The Spirit of Fear
“Wow, that scares me to death but please connect me,” I replied when I was invited to connect with a new group that would “unapologetically advocate for women’s ordination in the Mormon church.” That group became Ordain Women.
Openly advocating for women’s ordination breaks a taboo that has been prevalent even among Mormon feminists. My first, reflexive feeling about it was fear of censure and discipline. Almost immediately thereafter, a scripture came to my mind:
“God hath not given us the spirit of fear; but of power, and of love, and of a sound mind.” (2 Timothy 1:7)
Why do I fear the people I love? Why do I fear the church I love? Why do I feel powerless to speak my truth? God didn’t give me the spirit of fear. God didn’t make me powerless. God gave me power and love and a sound mind.
When I look at this issue with a sound mind instead of fear, it makes perfect sense to address the root of gender inequality in the church. As long as women are only auxiliary to the priesthood, inequitable policies, practices and norms will persist. I can continue addressing each of these small and great inequities one by one, but why shouldn’t I say what I mean and ask directly for what I believe is right? I believe women and men should be treated as equals and given equal opportunities, not that the church should discriminate slightly less against women. By actually saying what I mean and asking for what I believe to be right, I am using the spirit of power, love and sound mind that God has given me.
At a recent business conference, I saw a playful video replicating the Solomon Asch Experiment. Students in a classroom were asked a simple question. All but one of the students were actors who gave the same, incorrect answer. The only remaining student repeated the wrong answer although it was apparent that she didn’t believe it was right. This pattern repeated itself again and again. A few brave souls did reply correctly, but their faces blushed with shame when they said the obvious truth.
Then the researchers changed the experiment. One actor in the room—just one—said “I see this differently” and gave the correct answer. All of the other actors continued to say the same wrong answer as before. Yet, when her turn came, that final student confidently said what she knew to be right. She spoke the truth.
At this point I started to cry. At work. With all my colleagues surrounding me, laughing at this silly video.
I was imagining myself surrounded by people reciting the most beloved Mormon platitudes about women and the priesthood:
- “Men and women are equal in the church.”

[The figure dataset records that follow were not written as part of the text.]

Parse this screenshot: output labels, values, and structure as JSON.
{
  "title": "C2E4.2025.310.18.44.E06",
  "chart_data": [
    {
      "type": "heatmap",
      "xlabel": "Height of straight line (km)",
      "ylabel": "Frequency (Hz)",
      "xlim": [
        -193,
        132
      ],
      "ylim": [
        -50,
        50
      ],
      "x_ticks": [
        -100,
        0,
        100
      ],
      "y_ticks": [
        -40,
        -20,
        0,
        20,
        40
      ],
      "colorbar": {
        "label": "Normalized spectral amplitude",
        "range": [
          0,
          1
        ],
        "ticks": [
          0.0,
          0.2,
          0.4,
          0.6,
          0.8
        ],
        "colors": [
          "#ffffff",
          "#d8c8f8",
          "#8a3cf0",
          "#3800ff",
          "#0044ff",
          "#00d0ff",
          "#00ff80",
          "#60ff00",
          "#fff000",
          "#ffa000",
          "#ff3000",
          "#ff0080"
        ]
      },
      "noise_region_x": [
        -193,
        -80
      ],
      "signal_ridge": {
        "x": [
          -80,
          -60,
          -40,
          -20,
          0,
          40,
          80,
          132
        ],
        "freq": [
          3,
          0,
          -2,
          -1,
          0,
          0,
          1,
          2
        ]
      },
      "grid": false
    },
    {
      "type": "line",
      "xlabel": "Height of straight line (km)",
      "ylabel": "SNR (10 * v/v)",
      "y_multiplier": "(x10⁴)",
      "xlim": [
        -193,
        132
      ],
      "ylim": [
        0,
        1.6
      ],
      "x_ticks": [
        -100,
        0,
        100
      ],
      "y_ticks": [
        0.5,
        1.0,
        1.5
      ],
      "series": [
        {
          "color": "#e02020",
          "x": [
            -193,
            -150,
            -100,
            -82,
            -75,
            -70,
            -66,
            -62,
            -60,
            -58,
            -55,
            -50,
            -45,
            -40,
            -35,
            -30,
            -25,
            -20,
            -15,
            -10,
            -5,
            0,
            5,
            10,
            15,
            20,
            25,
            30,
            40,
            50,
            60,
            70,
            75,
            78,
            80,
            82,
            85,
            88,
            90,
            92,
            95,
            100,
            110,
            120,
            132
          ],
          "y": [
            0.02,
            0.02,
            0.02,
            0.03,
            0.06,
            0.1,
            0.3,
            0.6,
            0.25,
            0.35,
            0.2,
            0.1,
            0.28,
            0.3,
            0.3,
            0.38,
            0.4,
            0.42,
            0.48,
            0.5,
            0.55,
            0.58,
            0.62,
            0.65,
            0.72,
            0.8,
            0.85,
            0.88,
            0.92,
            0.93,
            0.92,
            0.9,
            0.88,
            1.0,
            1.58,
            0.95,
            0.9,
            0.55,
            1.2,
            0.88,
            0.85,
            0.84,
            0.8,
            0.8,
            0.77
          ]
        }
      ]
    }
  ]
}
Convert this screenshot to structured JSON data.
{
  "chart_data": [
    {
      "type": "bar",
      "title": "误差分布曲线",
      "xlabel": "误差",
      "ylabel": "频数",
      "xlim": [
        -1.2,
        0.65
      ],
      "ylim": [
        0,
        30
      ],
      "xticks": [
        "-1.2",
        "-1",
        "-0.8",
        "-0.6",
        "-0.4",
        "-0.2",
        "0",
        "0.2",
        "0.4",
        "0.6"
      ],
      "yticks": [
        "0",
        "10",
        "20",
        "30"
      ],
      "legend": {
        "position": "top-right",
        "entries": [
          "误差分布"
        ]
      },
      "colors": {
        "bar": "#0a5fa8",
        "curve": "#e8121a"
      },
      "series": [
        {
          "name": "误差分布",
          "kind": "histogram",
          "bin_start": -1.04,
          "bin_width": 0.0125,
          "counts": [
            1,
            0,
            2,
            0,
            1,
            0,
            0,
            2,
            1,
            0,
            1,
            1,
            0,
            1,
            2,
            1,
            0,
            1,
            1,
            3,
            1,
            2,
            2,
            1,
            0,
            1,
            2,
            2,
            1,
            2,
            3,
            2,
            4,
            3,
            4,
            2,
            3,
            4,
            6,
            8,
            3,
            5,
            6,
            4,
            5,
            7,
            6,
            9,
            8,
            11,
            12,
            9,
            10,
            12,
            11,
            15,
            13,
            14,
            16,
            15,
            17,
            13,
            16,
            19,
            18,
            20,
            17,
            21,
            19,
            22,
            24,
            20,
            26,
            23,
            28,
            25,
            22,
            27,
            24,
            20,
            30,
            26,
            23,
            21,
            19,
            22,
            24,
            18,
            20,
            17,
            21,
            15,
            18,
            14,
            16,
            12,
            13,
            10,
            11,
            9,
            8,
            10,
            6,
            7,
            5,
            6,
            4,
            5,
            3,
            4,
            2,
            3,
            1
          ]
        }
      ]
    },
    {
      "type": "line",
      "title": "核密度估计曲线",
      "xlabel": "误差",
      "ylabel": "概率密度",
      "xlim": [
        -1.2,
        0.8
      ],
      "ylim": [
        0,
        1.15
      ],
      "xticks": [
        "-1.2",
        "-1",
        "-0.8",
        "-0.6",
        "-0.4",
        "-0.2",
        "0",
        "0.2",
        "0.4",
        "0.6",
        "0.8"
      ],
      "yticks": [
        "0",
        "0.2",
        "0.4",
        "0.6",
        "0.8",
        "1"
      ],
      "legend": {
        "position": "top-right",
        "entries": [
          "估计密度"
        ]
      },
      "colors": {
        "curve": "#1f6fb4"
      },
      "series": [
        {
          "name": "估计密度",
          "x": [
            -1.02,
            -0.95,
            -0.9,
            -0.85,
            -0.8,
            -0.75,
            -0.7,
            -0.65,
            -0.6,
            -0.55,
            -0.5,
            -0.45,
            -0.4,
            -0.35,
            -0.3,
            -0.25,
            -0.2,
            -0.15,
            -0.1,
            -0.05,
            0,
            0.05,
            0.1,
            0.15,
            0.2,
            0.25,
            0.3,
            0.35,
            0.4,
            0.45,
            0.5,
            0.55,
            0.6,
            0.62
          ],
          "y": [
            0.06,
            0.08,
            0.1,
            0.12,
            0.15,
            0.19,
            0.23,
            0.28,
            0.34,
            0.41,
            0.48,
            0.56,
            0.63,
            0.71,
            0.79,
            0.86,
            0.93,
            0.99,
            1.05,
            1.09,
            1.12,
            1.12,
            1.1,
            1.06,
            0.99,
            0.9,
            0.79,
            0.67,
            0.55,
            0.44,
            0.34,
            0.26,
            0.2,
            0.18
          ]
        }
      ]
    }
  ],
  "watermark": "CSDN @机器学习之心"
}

- “Men and women have separate but equal roles.”
- “All of the blessings of the priesthood are available to women.”
- “Women don’t need the priesthood because they have influence/motherhood/spiritual superiority/husbands.”
- “Women lead their own organization.”
- “Women have as much say as men in the councils of the church.”
- “It doesn’t matter who holds the umbrella.”
- “Women don’t want priesthood authority.”
These platitudes would be reassuring if they weren’t so obviously untrue.
It is time for me to honor the sound mind God has given me. It is time to think straight about women and the priesthood instead of reciting soothing falsehoods. I am ready to speak the truth as I see it. On October 5, I will be among women attending Priesthood Session of General Conference, presenting ourselves to church leadership as prospective Elders.
My presence at Priesthood Session will be my way of saying, “I see this differently. I see that women are not equal to men in the church. I see that we lack the blessings of priesthood service. I see that our contributions are limited by our auxiliary status. I see that when only men hold the umbrella, women are overlooked and misunderstood. I know that many women want priesthood authority. I am one of them.”
Making such a bold statement in person, instead of within the safe, semi-anonymous void of the Internet, is scary for me. But God didn’t give me the spirit of fear.
Women will come to Priesthood Session in the spirit of power and love that God has given us. We will not protest. If admitted, we will reverently enjoy the session. If barred, we will peacefully leave. I hope great masses of women join me there, but even if I am one of only a few, I pray that I can make as much impact as that solitary person who paved the way for others to speak the truth by saying, “I see this differently.”